Balmer 84
Josephine Balmer
Grief clings, clouds skim on
(South Cadbury, Somerset)
i.m Julia Hanlon
A day dense with thistle seed, nets for myths:
at South Cadbyri standith Camalatte…
Above a rusted, mud-shinned farm, the fort
smears into sky, fog-skimmed, diminished.
We’re on our way to honour you, dear friend.
Up on the hill my watch slips from my wrist
(does insurance cover dimension shift?)
its minutes lost – or passing millenniums.
The sleeping knights turn in their quarried vaults.
Once. Future. Here time runs an oval course.
I’m not gone, you’d said. I’m round the corner
waiting to sneak back and catch you later…
This, now, is our requiem: mid-August.
A blur of clouds but the rain holding off.

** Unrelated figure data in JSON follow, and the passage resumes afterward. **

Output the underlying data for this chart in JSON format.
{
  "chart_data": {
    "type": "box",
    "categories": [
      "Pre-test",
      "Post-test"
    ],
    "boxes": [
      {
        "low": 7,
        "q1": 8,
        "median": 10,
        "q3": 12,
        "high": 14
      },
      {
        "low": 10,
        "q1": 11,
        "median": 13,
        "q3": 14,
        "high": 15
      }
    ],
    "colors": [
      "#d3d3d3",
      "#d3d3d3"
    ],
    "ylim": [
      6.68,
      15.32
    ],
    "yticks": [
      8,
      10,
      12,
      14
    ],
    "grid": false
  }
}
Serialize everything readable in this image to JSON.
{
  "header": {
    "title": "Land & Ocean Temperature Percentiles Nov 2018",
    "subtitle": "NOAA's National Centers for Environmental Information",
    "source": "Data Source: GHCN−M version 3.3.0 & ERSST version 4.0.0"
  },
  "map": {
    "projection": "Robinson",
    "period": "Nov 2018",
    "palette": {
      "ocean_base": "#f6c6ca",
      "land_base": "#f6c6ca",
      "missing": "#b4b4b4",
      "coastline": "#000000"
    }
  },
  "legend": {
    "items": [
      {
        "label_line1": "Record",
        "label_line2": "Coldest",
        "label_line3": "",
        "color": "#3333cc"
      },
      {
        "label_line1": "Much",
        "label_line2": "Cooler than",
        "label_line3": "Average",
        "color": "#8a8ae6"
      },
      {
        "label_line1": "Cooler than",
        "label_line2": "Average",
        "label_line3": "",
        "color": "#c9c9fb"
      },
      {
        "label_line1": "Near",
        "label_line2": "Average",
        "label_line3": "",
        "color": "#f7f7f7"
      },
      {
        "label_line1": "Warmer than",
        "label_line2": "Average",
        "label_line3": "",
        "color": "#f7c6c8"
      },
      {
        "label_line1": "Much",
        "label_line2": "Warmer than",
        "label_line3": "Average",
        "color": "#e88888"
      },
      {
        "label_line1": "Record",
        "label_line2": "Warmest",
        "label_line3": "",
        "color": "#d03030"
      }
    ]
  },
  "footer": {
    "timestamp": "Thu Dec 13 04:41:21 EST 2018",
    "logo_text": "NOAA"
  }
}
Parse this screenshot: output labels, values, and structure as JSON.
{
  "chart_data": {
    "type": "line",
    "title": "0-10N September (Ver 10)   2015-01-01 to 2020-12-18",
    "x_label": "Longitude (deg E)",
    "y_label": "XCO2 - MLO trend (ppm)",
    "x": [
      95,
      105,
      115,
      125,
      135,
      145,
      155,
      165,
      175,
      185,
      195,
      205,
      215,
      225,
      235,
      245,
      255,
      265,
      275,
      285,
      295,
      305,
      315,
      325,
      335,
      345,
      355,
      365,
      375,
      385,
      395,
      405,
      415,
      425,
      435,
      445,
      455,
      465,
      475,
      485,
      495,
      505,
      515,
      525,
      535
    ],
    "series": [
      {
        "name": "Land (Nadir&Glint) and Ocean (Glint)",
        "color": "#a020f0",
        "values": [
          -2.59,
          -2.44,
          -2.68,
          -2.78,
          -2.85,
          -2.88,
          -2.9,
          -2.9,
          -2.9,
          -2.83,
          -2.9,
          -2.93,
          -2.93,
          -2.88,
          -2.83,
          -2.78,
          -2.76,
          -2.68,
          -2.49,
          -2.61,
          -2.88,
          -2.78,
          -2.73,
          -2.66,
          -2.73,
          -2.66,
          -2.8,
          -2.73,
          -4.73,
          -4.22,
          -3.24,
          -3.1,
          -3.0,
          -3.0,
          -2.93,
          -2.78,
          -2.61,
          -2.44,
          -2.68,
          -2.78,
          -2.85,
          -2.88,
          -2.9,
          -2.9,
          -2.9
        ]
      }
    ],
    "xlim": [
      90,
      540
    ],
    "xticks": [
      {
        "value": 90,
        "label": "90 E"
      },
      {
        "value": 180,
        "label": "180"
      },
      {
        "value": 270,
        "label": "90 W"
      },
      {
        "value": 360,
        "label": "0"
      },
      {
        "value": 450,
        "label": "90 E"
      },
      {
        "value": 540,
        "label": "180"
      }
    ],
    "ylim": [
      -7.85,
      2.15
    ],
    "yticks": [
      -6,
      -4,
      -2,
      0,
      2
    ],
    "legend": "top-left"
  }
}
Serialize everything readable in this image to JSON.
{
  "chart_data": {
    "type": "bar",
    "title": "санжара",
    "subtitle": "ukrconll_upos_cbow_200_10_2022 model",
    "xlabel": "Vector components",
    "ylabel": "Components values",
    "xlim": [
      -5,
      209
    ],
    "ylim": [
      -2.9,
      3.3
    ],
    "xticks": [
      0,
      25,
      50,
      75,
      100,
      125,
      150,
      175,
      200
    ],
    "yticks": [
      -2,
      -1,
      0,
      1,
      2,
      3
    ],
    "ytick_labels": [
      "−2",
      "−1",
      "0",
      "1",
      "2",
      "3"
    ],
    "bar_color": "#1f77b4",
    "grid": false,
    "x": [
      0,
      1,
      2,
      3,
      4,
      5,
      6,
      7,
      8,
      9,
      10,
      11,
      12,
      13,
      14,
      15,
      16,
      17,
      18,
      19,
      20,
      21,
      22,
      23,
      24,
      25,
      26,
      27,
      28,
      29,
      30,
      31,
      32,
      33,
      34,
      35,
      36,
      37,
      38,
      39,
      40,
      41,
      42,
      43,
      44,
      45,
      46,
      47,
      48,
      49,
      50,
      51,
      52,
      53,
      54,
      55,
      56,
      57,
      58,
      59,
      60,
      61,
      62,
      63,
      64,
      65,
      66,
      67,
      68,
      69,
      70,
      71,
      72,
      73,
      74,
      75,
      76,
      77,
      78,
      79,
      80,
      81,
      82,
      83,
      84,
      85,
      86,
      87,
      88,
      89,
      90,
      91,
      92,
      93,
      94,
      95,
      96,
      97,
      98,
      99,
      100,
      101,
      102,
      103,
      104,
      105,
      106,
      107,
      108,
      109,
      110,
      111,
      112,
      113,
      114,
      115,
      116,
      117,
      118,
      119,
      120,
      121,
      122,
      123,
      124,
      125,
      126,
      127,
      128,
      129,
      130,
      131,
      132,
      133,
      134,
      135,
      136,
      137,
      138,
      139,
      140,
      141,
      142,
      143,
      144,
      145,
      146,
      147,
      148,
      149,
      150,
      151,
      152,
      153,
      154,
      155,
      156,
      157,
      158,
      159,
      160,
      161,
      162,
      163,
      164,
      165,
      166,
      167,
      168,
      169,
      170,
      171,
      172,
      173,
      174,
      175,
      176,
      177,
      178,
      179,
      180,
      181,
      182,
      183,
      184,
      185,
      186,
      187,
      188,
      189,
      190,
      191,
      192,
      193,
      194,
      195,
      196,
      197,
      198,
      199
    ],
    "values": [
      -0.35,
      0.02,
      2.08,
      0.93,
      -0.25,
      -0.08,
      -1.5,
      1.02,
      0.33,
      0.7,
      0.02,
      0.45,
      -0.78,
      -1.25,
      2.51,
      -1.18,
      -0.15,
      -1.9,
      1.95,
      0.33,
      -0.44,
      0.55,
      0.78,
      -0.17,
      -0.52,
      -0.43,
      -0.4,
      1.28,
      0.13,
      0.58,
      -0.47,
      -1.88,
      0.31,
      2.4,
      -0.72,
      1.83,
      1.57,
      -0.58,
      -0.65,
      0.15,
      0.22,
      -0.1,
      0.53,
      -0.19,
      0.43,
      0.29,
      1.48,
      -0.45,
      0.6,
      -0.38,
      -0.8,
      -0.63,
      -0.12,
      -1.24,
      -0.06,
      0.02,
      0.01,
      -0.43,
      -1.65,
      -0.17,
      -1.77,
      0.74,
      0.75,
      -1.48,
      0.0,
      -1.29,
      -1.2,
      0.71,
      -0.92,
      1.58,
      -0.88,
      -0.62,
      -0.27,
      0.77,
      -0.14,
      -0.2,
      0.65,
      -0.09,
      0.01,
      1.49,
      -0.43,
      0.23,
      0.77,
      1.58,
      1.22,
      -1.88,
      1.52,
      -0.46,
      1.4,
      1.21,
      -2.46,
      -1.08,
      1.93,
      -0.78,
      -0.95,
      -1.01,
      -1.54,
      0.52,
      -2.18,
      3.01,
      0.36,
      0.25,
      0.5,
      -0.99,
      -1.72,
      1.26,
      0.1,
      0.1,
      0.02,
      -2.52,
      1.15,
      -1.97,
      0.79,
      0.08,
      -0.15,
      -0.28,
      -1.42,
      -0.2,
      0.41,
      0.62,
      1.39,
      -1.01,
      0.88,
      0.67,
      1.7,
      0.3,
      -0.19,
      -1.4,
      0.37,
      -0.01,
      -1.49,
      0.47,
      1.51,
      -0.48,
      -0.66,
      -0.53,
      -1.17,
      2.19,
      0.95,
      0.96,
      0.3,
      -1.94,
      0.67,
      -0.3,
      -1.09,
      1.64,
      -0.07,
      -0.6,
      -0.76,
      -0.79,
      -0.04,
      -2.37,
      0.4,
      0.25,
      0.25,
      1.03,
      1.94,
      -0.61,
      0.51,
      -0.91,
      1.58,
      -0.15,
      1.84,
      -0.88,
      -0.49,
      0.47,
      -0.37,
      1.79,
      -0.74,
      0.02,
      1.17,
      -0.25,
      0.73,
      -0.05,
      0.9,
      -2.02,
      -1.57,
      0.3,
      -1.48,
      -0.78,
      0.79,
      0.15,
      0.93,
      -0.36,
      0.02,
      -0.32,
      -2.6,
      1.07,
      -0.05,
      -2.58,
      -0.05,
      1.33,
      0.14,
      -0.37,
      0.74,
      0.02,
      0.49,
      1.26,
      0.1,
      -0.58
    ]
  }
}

Josephine Balmer’s most recent collection is Ghost Passage (Shearsman, 2022). Things We Leave Behind: Selected Poems will be published in autumn 2025. Her previous collection, The Paths of Survival, was shortlisted for the 2017 London Hellenic Prize and was a Poetry Book of the Year in The Times. She has also published translations of Classical Women Poets, Catullus and Sappho (all Bloodaxe).
Josephine wrote the following about her poem:
In some places the gap between past and present seems slender. Perhaps because of its association with Arthurian myth, the dead seem particularly close to the living at South Cadbury hill fort. This poem was written about an evening walk on the fort during a long drive to lay flowers on the grave of an old friend in west Cornwall – strange and unsettling in the late-summer mist as my watch seemed to vanish into thin air. But it also brought the comfort that, like Arthur’s Knights, we sleep in each other’s dreams, waiting to ride again.